Two demos are new: examples/demos/truth_centroid_slots_demo.py and examples/python/truth_subspace_reranking_demo.py. New abstract methods get_node_truth_state and set_node_truth_state were added to the graph DB interface. Truth signatures now use sha256 hashing. The LanceDB S3 usage bug is fixed. Breaking changes: none — all new behavior is opt-in by default.
v1.2.0 (2026-06-21) is the security-and-distillation release with two breaking env var renames. Per the v1.2.0 release notes, the headline is smart session distillation — auto-distill during improve(), distilled nodes marked in the visualization, and a reworked distillation pipeline (batched curator, per-lesson writers, reuse of stored embeddings, one document per lesson). The breaking changes are LLM_MAX_TOKENS → LLM_MAX_COMPLETION_TOKENS and EMBEDDING_MAX_TOKENS → EMBEDDING_MAX_COMPLETION_TOKENS. Public registration is disabled by default; ENABLE_BACKEND_ACCESS_CONTROL now implies API auth and per-user/dataset DB isolation. v1.2.0 also adds a Proposals endpoint, inline skill ingest API, S3FileStorage boto3 credential chain fallback (IAM role support), LanceDB Windows long-path prefixing, and LLM/embedding resiliency (retry capping, over-length embedding handling, OpenAI fallback endpoints). v1.2.1, tagged the same day, ships “Reliability & Search Improvements” — small fixes to LLM request handling. Operators tracking the cadence should note that v1.2.0 and v1.2.1 landed within hours of each other.
Why it matters
1. Agent memory is the unsolved infrastructure problem of agent tooling. cognee is the leading open-source answer — a self-hosted, Apache-2.0, graph-backed memory layer that any agent can attach via SDK, CLI, MCP, or marketplace plugin.
2. The single-Postgres architecture is a real simplification, not marketing. The traditional agent-memory stack needs four deployed services before an agent remembers anything. cognee 1.0 collapses that to one Postgres instance, and the README reports the same Postgres setup ran ~10% faster than the separate graph-plus-vector setup in CI benchmarks. The trade-off is that the recommendation is now Postgres-first, not Postgres-only — the README’s architecture table still lists Neo4j, Neptune, Redis, pgvector, LanceDB, Qdrant, ChromaDB, Weaviate, and Milvus as available dedicated backends.
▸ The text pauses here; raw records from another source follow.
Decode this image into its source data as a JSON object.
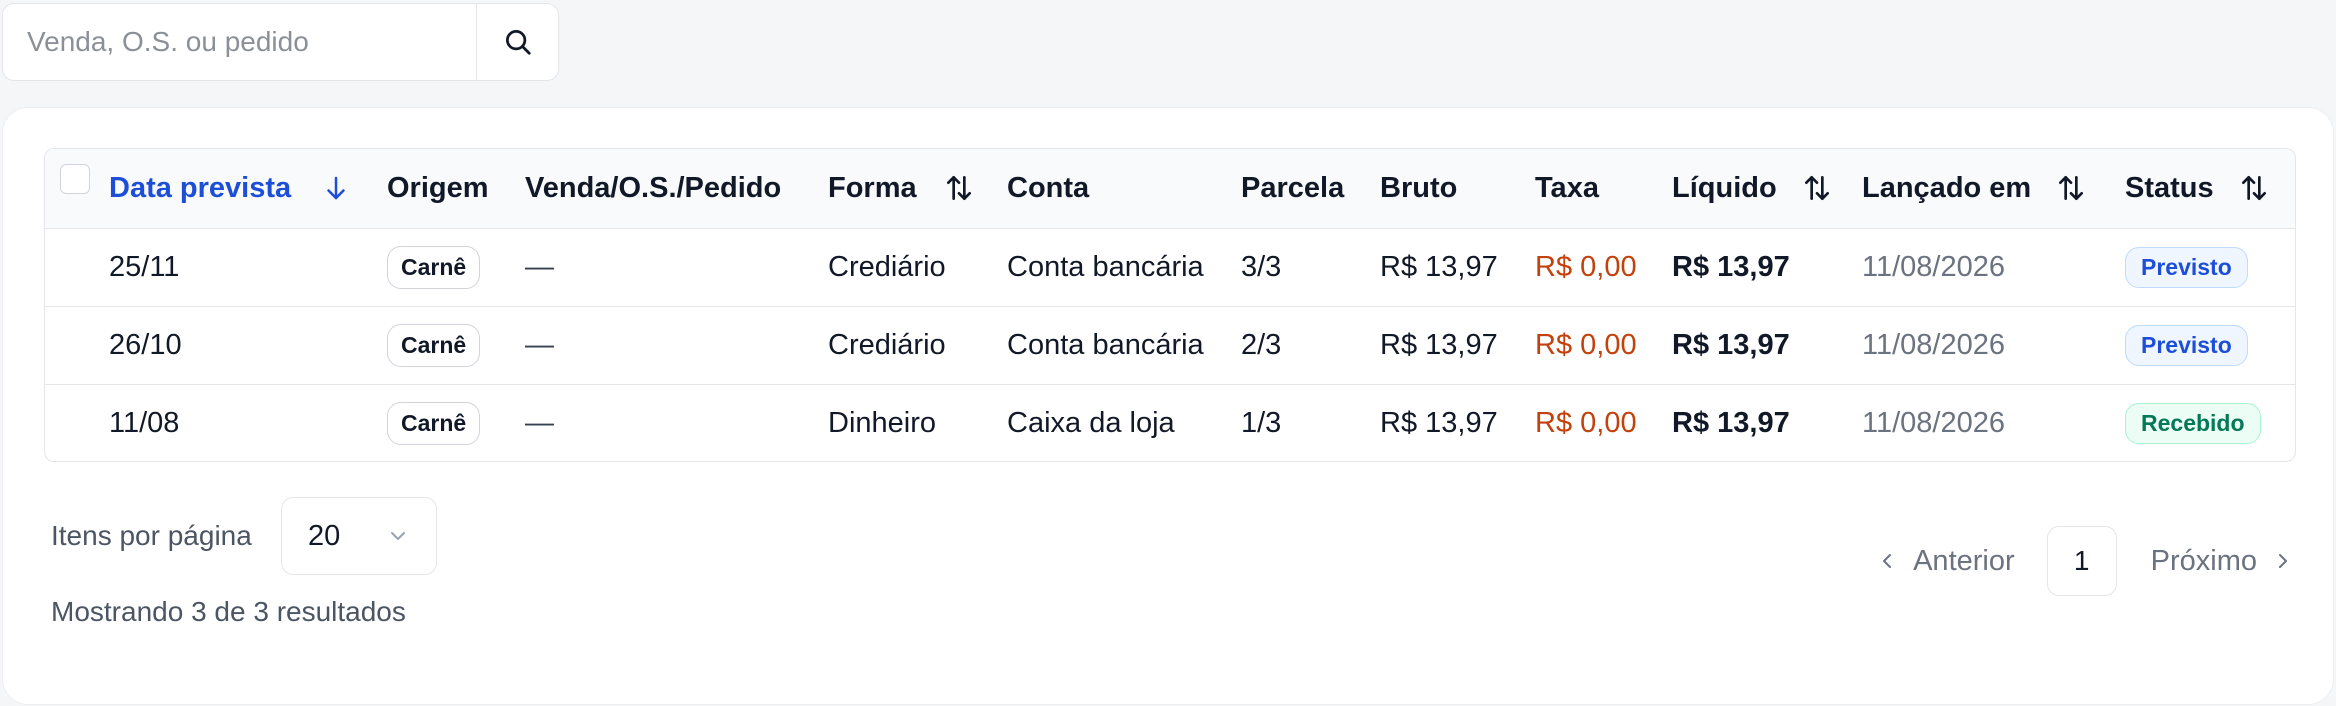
{
  "search": {
    "placeholder": "Venda, O.S. ou pedido"
  },
  "table": {
    "headers": {
      "date": "Data prevista",
      "origin": "Origem",
      "ref": "Venda/O.S./Pedido",
      "method": "Forma",
      "account": "Conta",
      "installment": "Parcela",
      "gross": "Bruto",
      "fee": "Taxa",
      "net": "Líquido",
      "posted": "Lançado em",
      "status": "Status"
    },
    "rows": [
      {
        "date": "25/11",
        "origin": "Carnê",
        "ref": "—",
        "method": "Crediário",
        "account": "Conta bancária",
        "installment": "3/3",
        "gross": "R$ 13,97",
        "fee": "R$ 0,00",
        "net": "R$ 13,97",
        "posted": "11/08/2026",
        "status": "Previsto"
      },
      {
        "date": "26/10",
        "origin": "Carnê",
        "ref": "—",
        "method": "Crediário",
        "account": "Conta bancária",
        "installment": "2/3",
        "gross": "R$ 13,97",
        "fee": "R$ 0,00",
        "net": "R$ 13,97",
        "posted": "11/08/2026",
        "status": "Previsto"
      },
      {
        "date": "11/08",
        "origin": "Carnê",
        "ref": "—",
        "method": "Dinheiro",
        "account": "Caixa da loja",
        "installment": "1/3",
        "gross": "R$ 13,97",
        "fee": "R$ 0,00",
        "net": "R$ 13,97",
        "posted": "11/08/2026",
        "status": "Recebido"
      }
    ]
  },
  "footer": {
    "items_per_page_label": "Itens por página",
    "items_per_page_value": "20",
    "showing": "Mostrando 3 de 3 resultados",
    "prev_label": "Anterior",
    "next_label": "Próximo",
    "current_page": "1"
  },
  "colors": {
    "accent": "#1d4ed8",
    "fee": "#c2410c",
    "status_previsto": "#1d4ed8",
    "status_recebido": "#047857"
  }
}
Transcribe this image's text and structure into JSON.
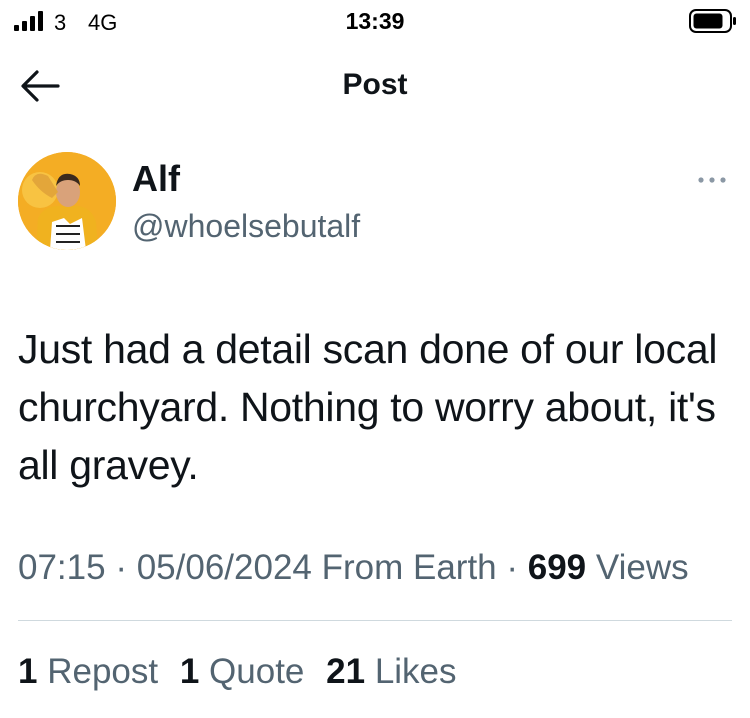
{
  "status_bar": {
    "carrier": "3",
    "network": "4G",
    "time": "13:39"
  },
  "nav": {
    "title": "Post"
  },
  "author": {
    "display_name": "Alf",
    "handle": "@whoelsebutalf"
  },
  "post": {
    "text": "Just had a detail scan done of our local churchyard. Nothing to worry about, it's all gravey."
  },
  "meta": {
    "time": "07:15",
    "separator": " · ",
    "date": "05/06/2024",
    "location": " From Earth",
    "separator2": " · ",
    "views_count": "699",
    "views_label": " Views"
  },
  "stats": {
    "reposts_count": "1",
    "reposts_label": "Repost",
    "quotes_count": "1",
    "quotes_label": "Quote",
    "likes_count": "21",
    "likes_label": "Likes"
  },
  "colors": {
    "text_primary": "#0f1419",
    "text_secondary": "#536471",
    "divider": "#cfd9de",
    "avatar_bg": "#f4a91f"
  },
  "icons": [
    "signal-icon",
    "battery-icon",
    "back-arrow-icon",
    "more-options-icon"
  ]
}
3. The arXiv paper is real research grounding, with honest limits. Markovic et al.’s paper studies hyperparameter optimization across three standard multi-hop QA benchmarks — HotPotQA, TwoWikiMultiHop, MuSiQue — scored with exact match, F1, and DeepEval’s LLM-based correctness metric. The paper is explicit about its own limits — “the limitations of standard evaluation measures” and “performance varying across datasets and metrics” — and the arXiv page flags the paper as a preliminary version with a “revised and expanded version in preparation.” The article preserves both halves of the framing.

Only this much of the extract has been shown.